Caroline's Opinion

First of all, I think it is important to admit that I am approaching this debate from the perspective of an outsider.  I have lived in Pittsburgh, Pennsylvania all my life, and, though I have vacationed in the Adirondacks since 2000, I have no vested interest in what happens to the Remsen-Lake Placid Corridor.  I have, however, taken a semester-long course on the Adirondacks, and I find the rails-to-trails debate very interesting, especially since it is such a hot topic.  Here, I will attempt to articulate my opinions.

Before we began our research, I assumed I would favor the railroad cause, mostly because I have a sentimentalized notion of railroads.  I immensely enjoyed traveling by train while studying abroad in Europe, and I consider it regretable, for environmental and social reasons, that public transportation in the United States is so limited.  Even more so, though, I tend to believe, though I cannot really defend it with much evidence, that historical structures, such as the railroad and stations in contention, have an innate value and deserve to be preserved.  However, now that I have extensively researched the topic and read defenses of each side, I am more confused and conflicted than before we began! 

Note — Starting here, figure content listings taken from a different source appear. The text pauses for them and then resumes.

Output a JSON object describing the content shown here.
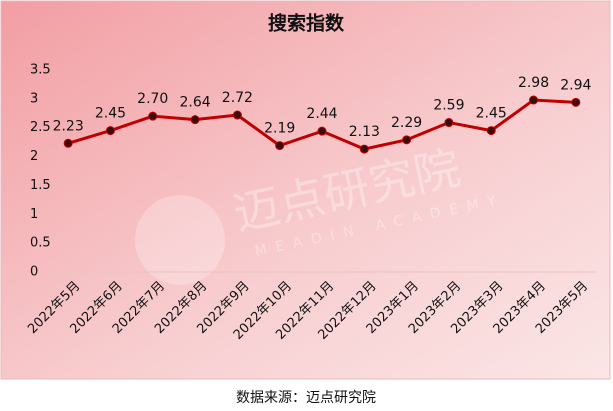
{
  "chart_data": {
    "type": "line",
    "title": "搜索指数",
    "categories": [
      "2022年5月",
      "2022年6月",
      "2022年7月",
      "2022年8月",
      "2022年9月",
      "2022年10月",
      "2022年11月",
      "2022年12月",
      "2023年1月",
      "2023年2月",
      "2023年3月",
      "2023年4月",
      "2023年5月"
    ],
    "values": [
      2.23,
      2.45,
      2.7,
      2.64,
      2.72,
      2.19,
      2.44,
      2.13,
      2.29,
      2.59,
      2.45,
      2.98,
      2.94
    ],
    "value_labels": [
      "2.23",
      "2.45",
      "2.70",
      "2.64",
      "2.72",
      "2.19",
      "2.44",
      "2.13",
      "2.29",
      "2.59",
      "2.45",
      "2.98",
      "2.94"
    ],
    "color": "#c00000",
    "ylim": [
      0,
      3.5
    ],
    "yticks": [
      0,
      0.5,
      1,
      1.5,
      2,
      2.5,
      3,
      3.5
    ],
    "grid": false,
    "watermark": "迈点研究院",
    "watermark_sub": "MEADIN ACADEMY",
    "source": "数据来源：迈点研究院"
  }
}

In none of the main elements of the debate (costs, economics, environmental) is the evidence heavily weighted towards one side.  The costs would not be significantly different; the environmental impacts are similar; and the amount of potential new revenue from either project is debatable.  Only the historical value is one-sided, but that, as I said, is largely sentiment rather than fact.  Recently, a rumour has been circulating that, once removed, the tracks could never be replaced.  When Ben and I went to the DEC and DOT's public meeting in Utica, the DEC supported this misconception in their presentation, saying that, once removed, the Wild, Scenic, and Recreational Rivers Act would prohibit the tracks from ever being replaced.  This probably inspired some of the pro-railroad comments on the comment boards, including, "many, many trails - one railroad - extreme to eliminate the only railroad - this is extinction."  However, Phil Brown, in his article "DEC Misinformed Public in Rail-Trail Slide Show," discredits this comparison of the removal of the railroads to a permanent extinction.  The DEC's presentation claimed that the Adirondack Scenic Railroad crosses three Wild or Scenic rivers, in which case the railroad could not be replaced.  In reality, though, these rivers are all either Recreational or unclassified at the point where the railroad crosses.  Thus, any decision could concievably be reversed.  Of course, it may not be economically or politically feasible to uproot the tracks now and then replace them in the near future.

For me, in the end the issue comes down to economics.  The Adirondack Park is so unique because it consists of a patchwork of private and state land.  It has been praised as a model of sustainable coexistence of humans and wilderness.  However, currently the economy across the Adirondack Park is distressed.  In much of the park, the poverty and unemployment rates are higher than the New York State average. (Adirondack Foundation)  Thus, in order for the Adirondack Park to continue its legacy of sustaining wilderness and its human population, the Park needs some sort of economic rescue.  And, though estimates are certainly inconsistent, the CA report, RTC report, and Stone Consulting report (see economics section) all agree that a trail would bring in more revenue to the area than a railroad.  Furthermore, seasonal unemployment is a significant problem for Adirondack residents, since so much of the local economy relies on the service and tourism industries.  The only concievable remedy for this problem is an increase in winter tourism, and snowmobilers seem like a potential solution. According to Rachel Murphy's article "Rail or Trail: The Debate Continues for the Remsen-Lake Placid Travel Corridor," "Last year the DOT examined the amount of snowmobile usage in February and March with a total of 349 near Big Moose Lake and 474 near Sabattis."  Since these numbers are from February and March alone, and since an improved trail available to snowmobilers all winter would only increase the numbers, I believe that a trail along the Remsen-Lake Placid Travel Corridor is more likely to mitigate winter unemployment than a railroad.

While I am ultimately conflicted and do not see one option as significantly preferable to the other, I think I would ultimately prefer to see a conversion to trails.  Both certainly have their benefits, and, in a perfect world, we would be able to reach a compromise.  However, because the Corridor traverses through wetlands, which are strictly protected, a railroad with a continuous parallel trail is not feasible.  And TRAC's proposed compromise would not adequately accomodate snowmobilers, who are essential when considering the economic potential of the Corridor.  So, though I understand and value the sentiment attached to the Adirondack Scenic Railroad, I hesitantly support the removal of the tracks to make way for a recreational trail.